Tomemos en cuenta que los miembros de una estructura delincuencial se enfocan en el beneficio personal, sin demasiada consideración por el daño que son capaces de causar a los demás: ¿Qué garantiza que no serán víctimas de alguno de sus compañeros?
Quienes forman parte de agrupaciones de esta naturaleza suelen responder: la estructura sobrevive gracias al firme respeto entre sus asociados, aunque no se ejercite con externos. Tal y como sucedería con una leal familia. Efectivamente, la intención es estimular lazos y representaciones familiares, fuentes de apego y compromiso.
El problema con esa respuesta es que, si bien existen personas que no forman parte de ningún grupo, todos los integrantes de las tribus son también individuos. En este caso, de un tipo bastante propenso a preferirse a sí mismos como individuos antes que a los demás, por muy cercanos que estos sean.
El miedo como herramienta
Los verdaderos instrumentos para la cohesión de instituciones criminales que persisten en el tiempo son la agresión y el temor. Una mitología grupal asegura que el líder es intocable, infalible, ostenta demasiado poder, se encuentra completamente lejos del alcance de los demás. De manera que cualquier traición o trasgresión es capaz de producir consecuencias aterrorizantes.
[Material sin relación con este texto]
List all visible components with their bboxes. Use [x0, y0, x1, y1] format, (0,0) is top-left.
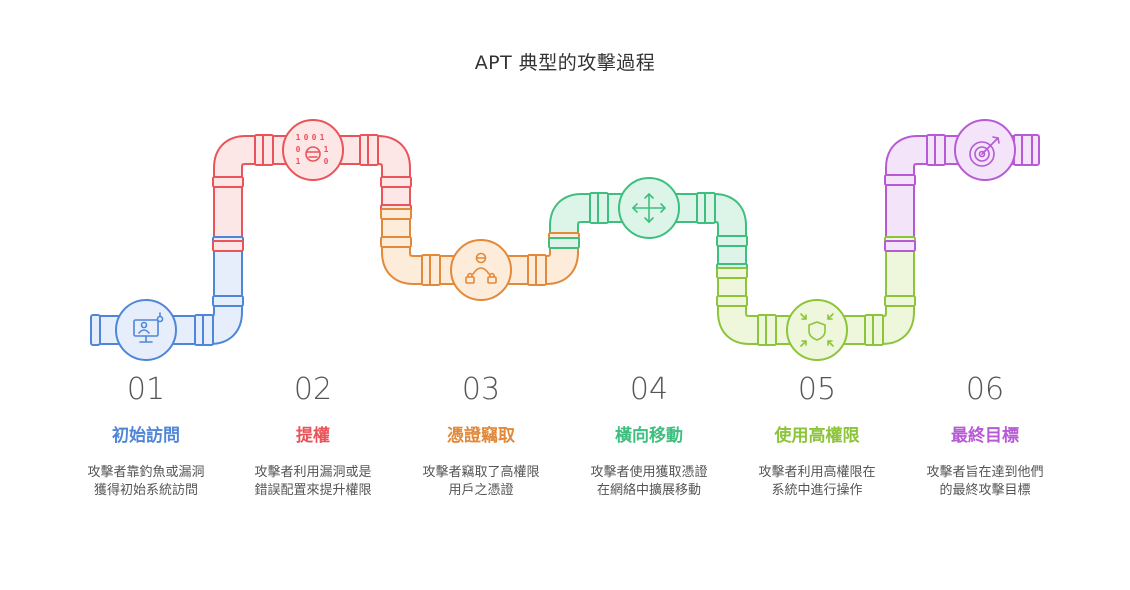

Es especialmente relevante que estas son las ideas que configuraban el aura de grandes dictadores como Fidel Castro, Hitler, Chávez, Pinochet, Mao, Stalin o Franco.
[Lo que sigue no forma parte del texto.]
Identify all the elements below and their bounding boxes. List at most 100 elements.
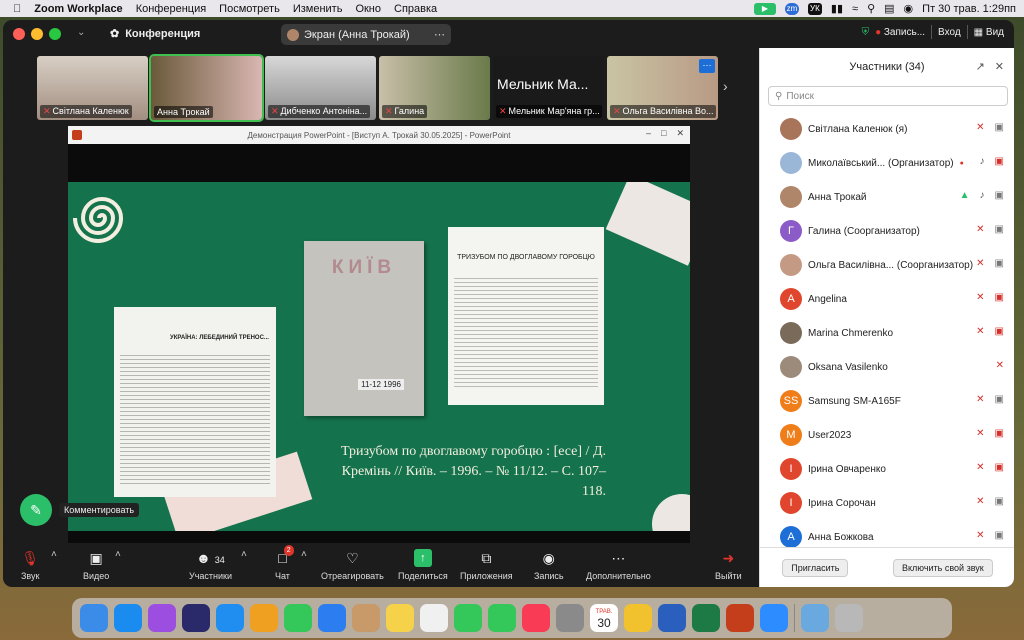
invite-button[interactable]: Пригласить bbox=[782, 558, 849, 577]
pages-icon[interactable] bbox=[250, 604, 278, 632]
participant-search[interactable]: ⚲ Поиск bbox=[768, 86, 1008, 106]
chat-chevron-icon[interactable]: ˄ bbox=[301, 549, 307, 560]
participant-row[interactable]: Миколаївський... (Организатор) ● ♪ ▣ bbox=[760, 146, 1014, 180]
excel-icon[interactable] bbox=[692, 604, 720, 632]
participants-button[interactable]: ☻ 34 Участники bbox=[189, 549, 232, 581]
avatar bbox=[287, 28, 299, 41]
close-icon[interactable]: ✕ bbox=[676, 128, 684, 139]
participant-row[interactable]: Marina Chmerenko ✕ ▣ bbox=[760, 316, 1014, 350]
participants-chevron-icon[interactable]: ˄ bbox=[241, 549, 247, 560]
more-icon[interactable]: ⋯ bbox=[699, 59, 715, 73]
pop-out-icon[interactable]: ↗ bbox=[976, 60, 985, 73]
siri-icon[interactable]: ◉ bbox=[904, 2, 914, 15]
annotate-button[interactable]: ✎ bbox=[20, 494, 52, 526]
apps-button[interactable]: ⧉ Приложения bbox=[460, 549, 513, 581]
shield-icon[interactable]: ⛨ bbox=[862, 27, 870, 38]
more-button[interactable]: ⋯ Дополнительно bbox=[586, 549, 651, 581]
login-button[interactable]: Вход bbox=[938, 27, 961, 38]
record-button[interactable]: ◉ Запись bbox=[534, 549, 564, 581]
more-icon[interactable]: ⋯ bbox=[434, 28, 445, 41]
video-tile[interactable]: ✕ Дибченко Антоніна... bbox=[265, 56, 376, 120]
avatar: І bbox=[780, 458, 802, 480]
messages-icon[interactable] bbox=[284, 604, 312, 632]
trash-icon[interactable] bbox=[835, 604, 863, 632]
window-title: ✿ Конференция bbox=[110, 27, 200, 41]
video-tile-active[interactable]: Анна Трокай bbox=[149, 54, 264, 122]
facetime-icon[interactable] bbox=[488, 604, 516, 632]
chevron-right-icon[interactable]: › bbox=[723, 78, 728, 94]
participant-name: Ольга Василівна... (Соорганизатор) bbox=[808, 259, 974, 271]
video-options-chevron-icon[interactable]: ˄ bbox=[115, 549, 121, 560]
downloads-icon[interactable] bbox=[801, 604, 829, 632]
calendar-icon[interactable]: ТРАВ. 30 bbox=[590, 604, 618, 632]
menu-conference[interactable]: Конференция bbox=[136, 3, 206, 15]
audio-button[interactable]: 🎙 Звук bbox=[21, 549, 39, 581]
word-icon[interactable] bbox=[658, 604, 686, 632]
apple-menu-icon[interactable]:  bbox=[13, 3, 21, 15]
screen-share-pill[interactable]: Экран (Анна Трокай) ⋯ bbox=[281, 24, 451, 45]
maximize-icon[interactable]: □ bbox=[661, 128, 666, 139]
system-settings-icon[interactable] bbox=[556, 604, 584, 632]
audio-options-chevron-icon[interactable]: ˄ bbox=[51, 549, 57, 560]
control-center-icon[interactable]: ▤ bbox=[884, 2, 894, 15]
participant-row[interactable]: Oksana Vasilenko ✕ bbox=[760, 350, 1014, 384]
react-button[interactable]: ♡ Отреагировать bbox=[321, 549, 384, 581]
participant-row[interactable]: Г Галина (Соорганизатор) ✕ ▣ bbox=[760, 214, 1014, 248]
siri-icon[interactable] bbox=[182, 604, 210, 632]
powerpoint-icon[interactable] bbox=[726, 604, 754, 632]
minimize-window-button[interactable] bbox=[31, 28, 43, 40]
contacts-icon[interactable] bbox=[352, 604, 380, 632]
menu-edit[interactable]: Изменить bbox=[293, 3, 343, 15]
video-tile[interactable]: ⋯ ✕ Ольга Василівна Во... bbox=[607, 56, 718, 120]
wifi-icon[interactable]: ≈ bbox=[852, 3, 858, 15]
participant-row[interactable]: І Ірина Овчаренко ✕ ▣ bbox=[760, 452, 1014, 486]
record-status-button[interactable]: ● Запись... bbox=[875, 27, 925, 38]
podcasts-icon[interactable] bbox=[148, 604, 176, 632]
participant-row[interactable]: SS Samsung SM-A165F ✕ ▣ bbox=[760, 384, 1014, 418]
video-tile[interactable]: ✕ Галина bbox=[379, 56, 490, 120]
participant-row[interactable]: A Angelina ✕ ▣ bbox=[760, 282, 1014, 316]
language-indicator[interactable]: УК bbox=[807, 2, 822, 15]
zoom-window-button[interactable] bbox=[49, 28, 61, 40]
search-icon[interactable]: ⚲ bbox=[867, 2, 875, 15]
participant-row[interactable]: І Ірина Сорочан ✕ ▣ bbox=[760, 486, 1014, 520]
app-store-icon[interactable] bbox=[114, 604, 142, 632]
maps-icon[interactable] bbox=[454, 604, 482, 632]
leave-button[interactable]: ➜ Выйти bbox=[715, 549, 742, 581]
clock[interactable]: Пт 30 трав. 1:29пп bbox=[922, 3, 1016, 15]
zoom-status-icon[interactable]: zm bbox=[784, 2, 799, 15]
mail-icon[interactable] bbox=[318, 604, 346, 632]
share-arrow-icon: ↑ bbox=[413, 549, 432, 567]
chrome-icon[interactable] bbox=[624, 604, 652, 632]
chat-button[interactable]: □ 2 Чат bbox=[275, 545, 294, 581]
video-button[interactable]: ▣ Видео bbox=[83, 549, 109, 581]
reminders-icon[interactable] bbox=[420, 604, 448, 632]
participant-row[interactable]: Анна Трокай ▲ ♪ ▣ bbox=[760, 180, 1014, 214]
close-window-button[interactable] bbox=[13, 28, 25, 40]
menu-view[interactable]: Посмотреть bbox=[219, 3, 280, 15]
view-button[interactable]: ▦ Вид bbox=[974, 27, 1004, 38]
participant-row[interactable]: Ольга Василівна... (Соорганизатор) ✕ ▣ bbox=[760, 248, 1014, 282]
menu-app-zoom[interactable]: Zoom Workplace bbox=[34, 3, 122, 15]
menu-help[interactable]: Справка bbox=[394, 3, 437, 15]
notes-icon[interactable] bbox=[386, 604, 414, 632]
chevron-down-icon[interactable]: ⌄ bbox=[77, 27, 85, 38]
battery-icon[interactable]: ▮▮ bbox=[831, 2, 843, 15]
video-thumbnails-strip: ✕ Світлана Каленюк Анна Трокай ✕ Дибченко … bbox=[37, 54, 718, 122]
participant-row[interactable]: M User2023 ✕ ▣ bbox=[760, 418, 1014, 452]
minimize-icon[interactable]: – bbox=[646, 128, 651, 139]
music-icon[interactable] bbox=[522, 604, 550, 632]
video-tile[interactable]: ✕ Світлана Каленюк bbox=[37, 56, 148, 120]
tile-name-label: Анна Трокай bbox=[154, 106, 213, 118]
safari-icon[interactable] bbox=[216, 604, 244, 632]
zoom-video-status-icon[interactable]: ▶ bbox=[753, 2, 776, 15]
paw-icon: ✿ bbox=[110, 28, 120, 40]
zoom-icon[interactable] bbox=[760, 604, 788, 632]
close-icon[interactable]: ✕ bbox=[995, 60, 1004, 73]
share-button[interactable]: ↑ Поделиться bbox=[398, 549, 448, 581]
participant-row[interactable]: Світлана Каленюк (я) ✕ ▣ bbox=[760, 112, 1014, 146]
video-tile[interactable]: Мельник Ма... ✕ Мельник Мар'яна гр... bbox=[493, 56, 604, 120]
menu-window[interactable]: Окно bbox=[355, 3, 381, 15]
unmute-self-button[interactable]: Включить свой звук bbox=[892, 558, 993, 577]
finder-icon[interactable] bbox=[80, 604, 108, 632]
Lo primero a lo que apela el crimen organizado es a emociones de pertenencia, arraigo y lealtad. Pero ante la antiética inherente, hará falta echar mano de mecanismos más pragmáticos y objetivos: la amenaza o realidad del daño.
Destructividad para la política
Teniendo todo esto en mente, ¿cuánto puede sobrevivir una organización partidista infectada de vínculos criminales?
Si tenemos dudas de lo funesto que puede ser dejar colar elementos sistemáticamente antiéticos, solo hace falta asomarnos a las sociedades en las que la violencia surge de las políticas oficiales, como sucede en Cuba o Corea del Norte: se establece un círculo vicioso en el que la democracia da pasos hacia atrás, mientras las prácticas forajidas se van atornillando.
No hay nadie enteramente seguro de que no será afectado, traicionado o utilizado, pero un sector tiende a suponer que puede beneficiarse de la situación, solo para quedar atrapado en el círculo vicioso. Es curioso que ese sector oportunista sea al mismo tiempo ingenuo y cínico.
Tal vez sea una buena idea concluir con otra línea de la película antes citada, en la que el protagonista presenta el sustrato de su filosofía, haciendo alusión a un clásico debate psicológico: “No quiero ser un producto de mi entorno, quiero que el ambiente sea causado por mí”.
Esta vocación, que se esfuerza en que la realidad sea a su imagen y semejanza, se torna espeluznante al provenir de un inescrupuloso delincuente. Dado que, en algunos lugares, su gremio no deja de malear el mundo en el que vivimos.